The symbol of the dependence of international organization upon the will of states is theveto—the formally acknowledged competence of a state to frustrate majority decision and block action deemed incompatible with its interests. This constitutional capacity has been progressively relinquished by states, in favor of decision making by simpler or qualified majorities. In the United Nations, this trend has reached the point of confining the veto power to the Security Council, within which only the five major powers holding permanent seats are authorized to veto certain decisions of a nonprocedural character. Even this limited veto power has been eroded in practice, so that its negative effect upon majority will is seldom definitive. Despite this apparent diminution of the veto in international institutions, individual states—particularly the major powers—retain a basic capacity, grounded in political reality more than in constitutional documents, to inhibit the effective functioning of international agencies. If the concept of the veto is broadened beyond the negative vote to include all available manifestations of nonsupport and opposition, it becomes clear that all international agencies, regardless of their constitutional provisions, are ultimately dependent upon the capacity to promote substantial consensus among their members. Indeed, the veto rule is, in positive terms, the rule of unanimity; the latter suggests the fundamentally consensual character of international institutions.

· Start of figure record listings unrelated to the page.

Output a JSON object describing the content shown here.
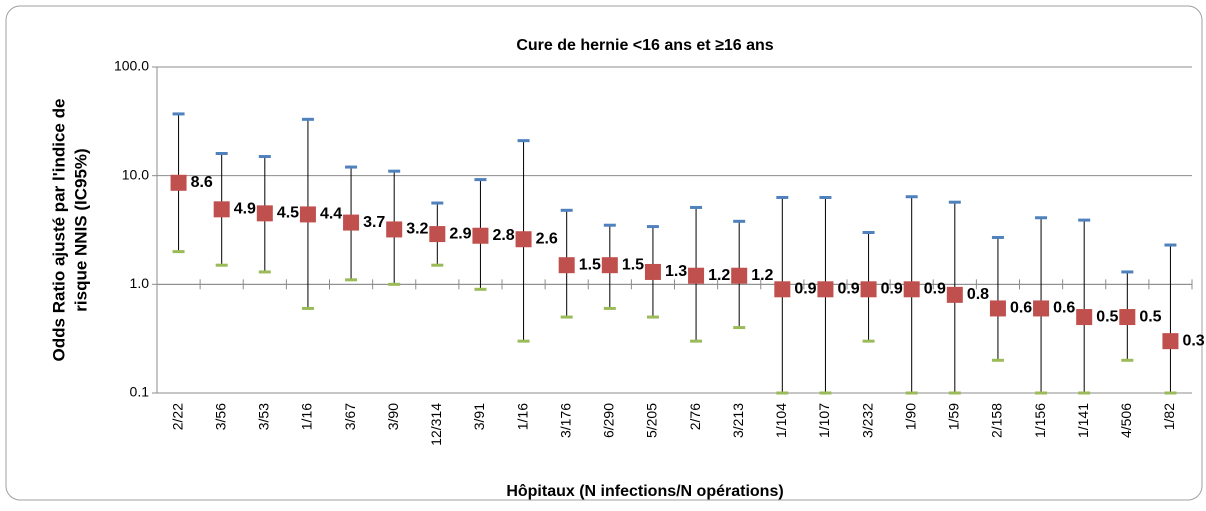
{
  "chart_data": {
    "type": "errorbar",
    "title": "Cure de hernie <16 ans et ≥16 ans",
    "y_label": [
      "Odds Ratio ajusté par l'indice de",
      "risque NNIS (IC95%)"
    ],
    "x_label": "Hôpitaux (N infections/N opérations)",
    "categories": [
      "2/22",
      "3/56",
      "3/53",
      "1/16",
      "3/67",
      "3/90",
      "12/314",
      "3/91",
      "1/16",
      "3/176",
      "6/290",
      "5/205",
      "2/76",
      "3/213",
      "1/104",
      "1/107",
      "3/232",
      "1/90",
      "1/59",
      "2/158",
      "1/156",
      "1/141",
      "4/506",
      "1/82"
    ],
    "series": [
      {
        "color": "#c0504d",
        "high_color": "#4f81bd",
        "low_color": "#9bbb59",
        "values": [
          8.6,
          4.9,
          4.5,
          4.4,
          3.7,
          3.2,
          2.9,
          2.8,
          2.6,
          1.5,
          1.5,
          1.3,
          1.2,
          1.2,
          0.9,
          0.9,
          0.9,
          0.9,
          0.8,
          0.6,
          0.6,
          0.5,
          0.5,
          0.3
        ],
        "low": [
          2,
          1.5,
          1.3,
          0.6,
          1.1,
          1.0,
          1.5,
          0.9,
          0.3,
          0.5,
          0.6,
          0.5,
          0.3,
          0.4,
          0.1,
          0.1,
          0.3,
          0.1,
          0.1,
          0.2,
          0.1,
          0.1,
          0.2,
          0.1
        ],
        "high": [
          37,
          16,
          15,
          33,
          12,
          11,
          5.6,
          9.2,
          21,
          4.8,
          3.5,
          3.4,
          5.1,
          3.8,
          6.3,
          6.3,
          3.0,
          6.4,
          5.7,
          2.7,
          4.1,
          3.9,
          1.3,
          2.3
        ]
      }
    ],
    "log_y": true,
    "ylim": [
      0.1,
      100
    ],
    "yticks": [
      0.1,
      {
        "value": 1,
        "label": "1.0"
      },
      {
        "value": 10,
        "label": "10.0"
      },
      {
        "value": 100,
        "label": "100.0"
      }
    ],
    "x_axis_at": 1,
    "grid": true
  }
}
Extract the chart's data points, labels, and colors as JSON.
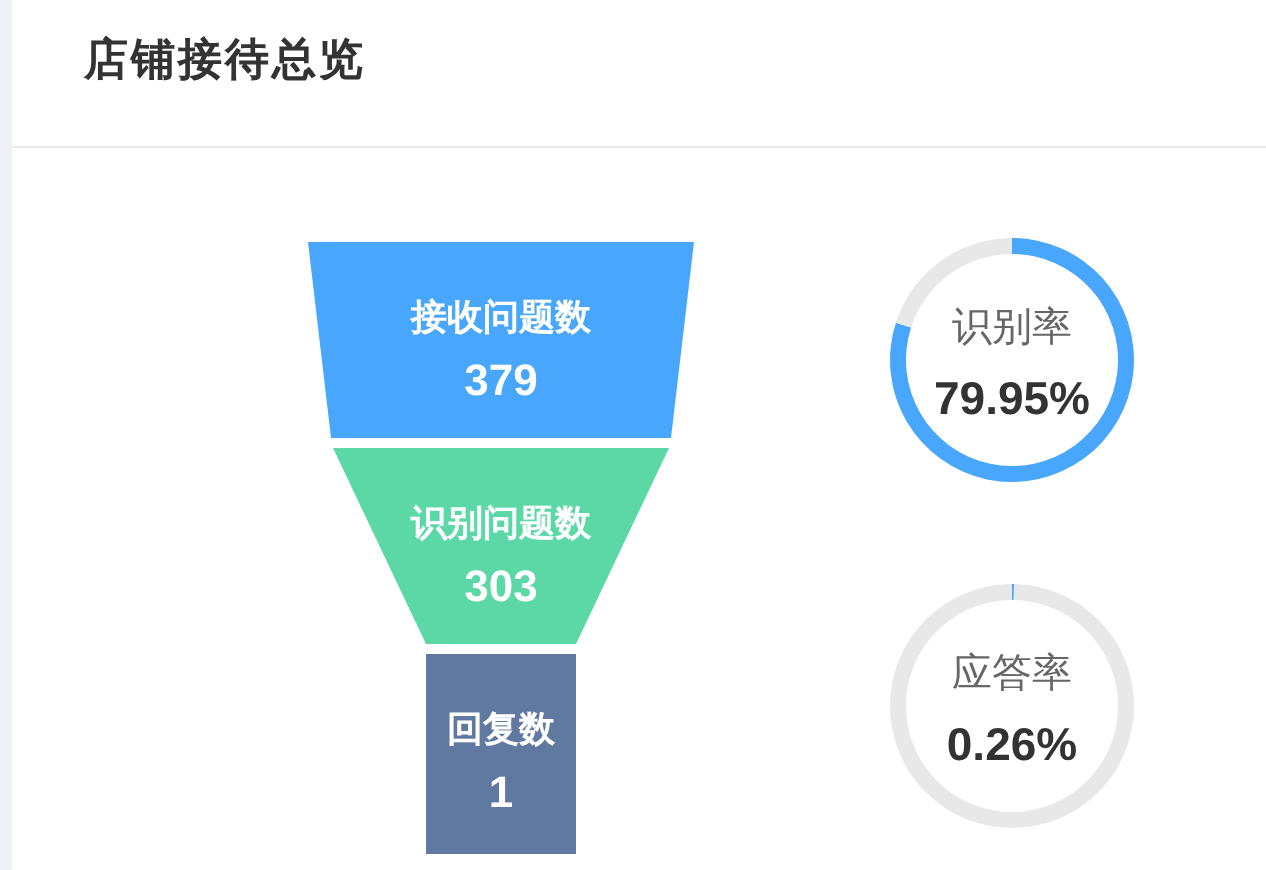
{
  "chart_data": [
    {
      "type": "other",
      "title": "店铺接待总览",
      "categories": [
        "接收问题数",
        "识别问题数",
        "回复数"
      ],
      "values": [
        379,
        303,
        1
      ],
      "colors": [
        "#48a6fd",
        "#5bd8a6",
        "#5f79a0"
      ],
      "data_labels": true
    },
    {
      "type": "donut",
      "title": "识别率",
      "categories": [
        null,
        null
      ],
      "values": [
        79.95,
        20.05
      ],
      "colors": [
        "#48a6fd",
        "#e8e8e8"
      ],
      "annotations": [
        "79.95%"
      ]
    },
    {
      "type": "donut",
      "title": "应答率",
      "categories": [
        null,
        null
      ],
      "values": [
        0.26,
        99.74
      ],
      "colors": [
        "#48a6fd",
        "#e8e8e8"
      ],
      "annotations": [
        "0.26%"
      ]
    }
  ]
}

While international organization has sometimes been criticized as involving too radical and idealistic a transformation of international relations, the tendency since World War II has been to compare it unfavorably with a hypothetical world government. Noting the limited capabilities of international agencies for controlling the behavior of states, advocates of world government have insisted that nothing short of the replacement of the multistate system by a global federation, involving the creation of a central institution endowed with authoritative and coercive powers comparable to those of national governments, will suffice to prevent catastrophic war. This point of view has gained widespread acceptance, with the result that the observation that “the United Nations is not, of course, a world government” has become a standard introduction to discussions of the inadequacy of international organization. Critical evaluation of international institutions has tended to measure them against the standard of governmental institutions and to attribute significant value to them only to the degree that they conform to that standard.